3/ Trust issue, i.e. whether Google/Apple/FB are secretively collecting those video feed. Or even worse: what if the business model of future AR products depending on collecting those video feed.
That’s very different from an accessory like glasses, which are typically on somebody’s face all the time, whether or not they’re being used for photo functionality, with a hidden camera constantly pointed at whoever they’re talking to or whatever they’re looking at. You may never know that a photo or video or other recordings of you, of your property, of your company secrets, of national security, etc are imminent or already taking place.
“What’s the real difference” is kind of absurdly obvious, yes?
My originally argument is focusing on point 1: people can already _use_ smartphones to take pictures and to record videos as easily/convenient as using a wearable camera.

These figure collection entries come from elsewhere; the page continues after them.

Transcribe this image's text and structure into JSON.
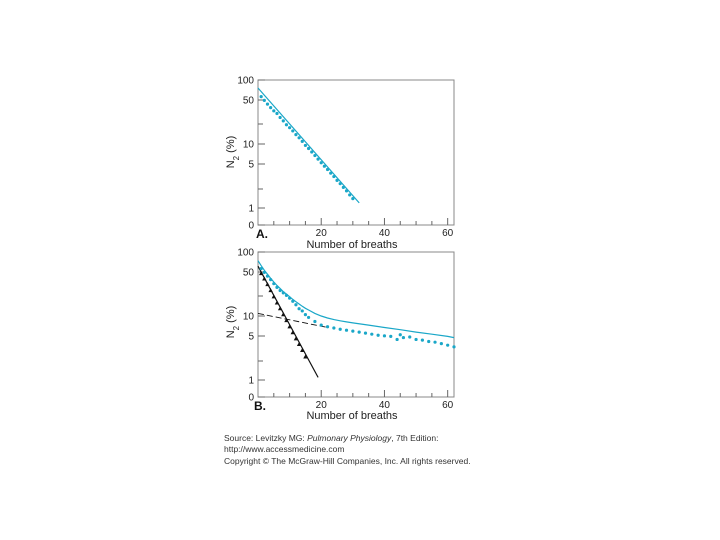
{
  "chart_data": [
    {
      "type": "scatter",
      "panel": "A.",
      "xlabel": "Number of breaths",
      "ylabel_main": "N",
      "ylabel_sub": "2",
      "ylabel_unit": " (%)",
      "x_ticks": [
        "20",
        "40",
        "60"
      ],
      "y_ticks": [
        "100",
        "50",
        "10",
        "5",
        "1",
        "0"
      ],
      "xlim": [
        0,
        62
      ],
      "yscale": "log",
      "grid": false,
      "series": [
        {
          "color": "#1aa7c8",
          "marker": "circle",
          "x": [
            1,
            2,
            3,
            4,
            5,
            6,
            7,
            8,
            9,
            10,
            11,
            12,
            13,
            14,
            15,
            16,
            17,
            18,
            19,
            20,
            21,
            22,
            23,
            24,
            25,
            26,
            27,
            28,
            29,
            30
          ],
          "y": [
            55,
            48,
            42,
            37,
            33,
            30,
            26,
            23,
            20,
            18,
            16,
            14,
            12.5,
            11,
            9.5,
            8.5,
            7.5,
            6.6,
            5.8,
            5.1,
            4.5,
            4.0,
            3.5,
            3.1,
            2.7,
            2.4,
            2.1,
            1.85,
            1.6,
            1.4
          ]
        }
      ],
      "lines": [
        {
          "color": "#1aa7c8",
          "x": [
            0,
            32
          ],
          "y": [
            75,
            1.2
          ]
        }
      ]
    },
    {
      "type": "scatter",
      "panel": "B.",
      "xlabel": "Number of breaths",
      "ylabel_main": "N",
      "ylabel_sub": "2",
      "ylabel_unit": " (%)",
      "x_ticks": [
        "20",
        "40",
        "60"
      ],
      "y_ticks": [
        "100",
        "50",
        "10",
        "5",
        "1",
        "0"
      ],
      "xlim": [
        0,
        62
      ],
      "yscale": "log",
      "grid": false,
      "series": [
        {
          "color": "#1aa7c8",
          "marker": "circle",
          "x": [
            1,
            2,
            3,
            4,
            5,
            6,
            7,
            8,
            9,
            10,
            11,
            12,
            13,
            14,
            15,
            16,
            18,
            20,
            22,
            24,
            26,
            28,
            30,
            32,
            34,
            36,
            38,
            40,
            42,
            44,
            45,
            46,
            48,
            50,
            52,
            54,
            56,
            58,
            60,
            62
          ],
          "y": [
            55,
            48,
            42,
            37,
            32,
            28,
            25,
            23,
            21,
            19,
            17,
            15,
            13,
            12,
            10.5,
            9.5,
            8.2,
            7.2,
            6.8,
            6.5,
            6.2,
            6.0,
            5.8,
            5.6,
            5.4,
            5.2,
            5.0,
            4.9,
            4.8,
            4.3,
            5.1,
            4.6,
            4.7,
            4.3,
            4.2,
            4.0,
            3.9,
            3.7,
            3.5,
            3.3
          ]
        },
        {
          "color": "#111111",
          "marker": "triangle",
          "x": [
            1,
            2,
            3,
            4,
            5,
            6,
            7,
            8,
            9,
            10,
            11,
            12,
            13,
            14,
            15
          ],
          "y": [
            46,
            38,
            31,
            25,
            20,
            16,
            13,
            10.5,
            8.5,
            6.8,
            5.5,
            4.4,
            3.6,
            2.9,
            2.3
          ]
        }
      ],
      "lines": [
        {
          "color": "#1aa7c8",
          "x": [
            0,
            1,
            2,
            3,
            4,
            5,
            6,
            7,
            8,
            9,
            10,
            11,
            12,
            13,
            14,
            15,
            16,
            18,
            20,
            22,
            24,
            26,
            28,
            30,
            35,
            40,
            45,
            50,
            55,
            60,
            62
          ],
          "y": [
            73,
            61,
            52,
            45,
            39,
            34,
            30,
            27,
            24,
            22,
            20,
            18.2,
            16.7,
            15.4,
            14.2,
            13.2,
            12.4,
            11.0,
            10.0,
            9.3,
            8.8,
            8.4,
            8.1,
            7.8,
            7.2,
            6.6,
            6.1,
            5.6,
            5.2,
            4.8,
            4.6
          ]
        },
        {
          "color": "#111111",
          "x": [
            0,
            19
          ],
          "y": [
            60,
            1.1
          ]
        },
        {
          "color": "#111111",
          "dashed": true,
          "x": [
            0,
            22
          ],
          "y": [
            11,
            6.6
          ]
        }
      ]
    }
  ],
  "source": {
    "line1_prefix": "Source: Levitzky MG: ",
    "line1_title": "Pulmonary Physiology",
    "line1_suffix": ", 7th Edition:",
    "line2": "http://www.accessmedicine.com",
    "line3": "Copyright © The McGraw-Hill Companies, Inc. All rights reserved."
  },
  "colors": {
    "cyan": "#1aa7c8",
    "black": "#111111"
  }
}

On the point 2. I totally agree with you, wearables will make it easier to conceal the camera and that is a bad thing. I guess the takeaway here is that the camera isn't the problem, the problem is being able to conceal the camera.
My primary recording device is 100% socially acceptable to have deployed at all times. Recording would be unacceptable, but no one can tell if I am recording. (To be clear, I am not recording.)
There is no technical difference between this and camera glasses. It is just a weird public perception problem for the glasses.
People know how phones work, you press a button to start recording. AR Glasses are expected to capture at all times, recording or sending to cloud for analysis. And that is what no one would like.
The ubiquity of cameras is becoming more accepted too, I think Google Glass released now might just have made it.
C'mon, y'all are using credit cards, cell phones, Google, smart speakers, etc. You'll be wearing always-on cameras soon enough.
The technology in the article solves that
To quote from the iPhone 11 page:
> The new Apple‑designed U1 chip uses Ultra Wideband technology for spatial awareness — allowing iPhone 11 to understand its precise location relative to other nearby U1‑equipped Apple devices.
this reminds me a bit of how VORs work https://en.wikipedia.org/wiki/VHF_omnidirectional_range
(Signed: someone whose spouse "can't find my airpods, I was sure they were in this bag …")
Thereafter: full inventory control and location of all your e-waste-to-be?
The range finding is accurate.
So long as one is dealing with a few devices, it is incredibly effective. It's not going to be GPS for the house, but it does make proximity triggers reliable.
With indoor positioning, the anchors aren't positioned as precisely as GPS satellites, nor do they have the same quality clocks. Thus time of flight is done with a call and response per device.
It was hard to setup positioning for more than 1x device... remember that 1x device is range finding to 4x anchors.
Am sure these problems can be solved, but in the near term think this is more about precise distance rather than position.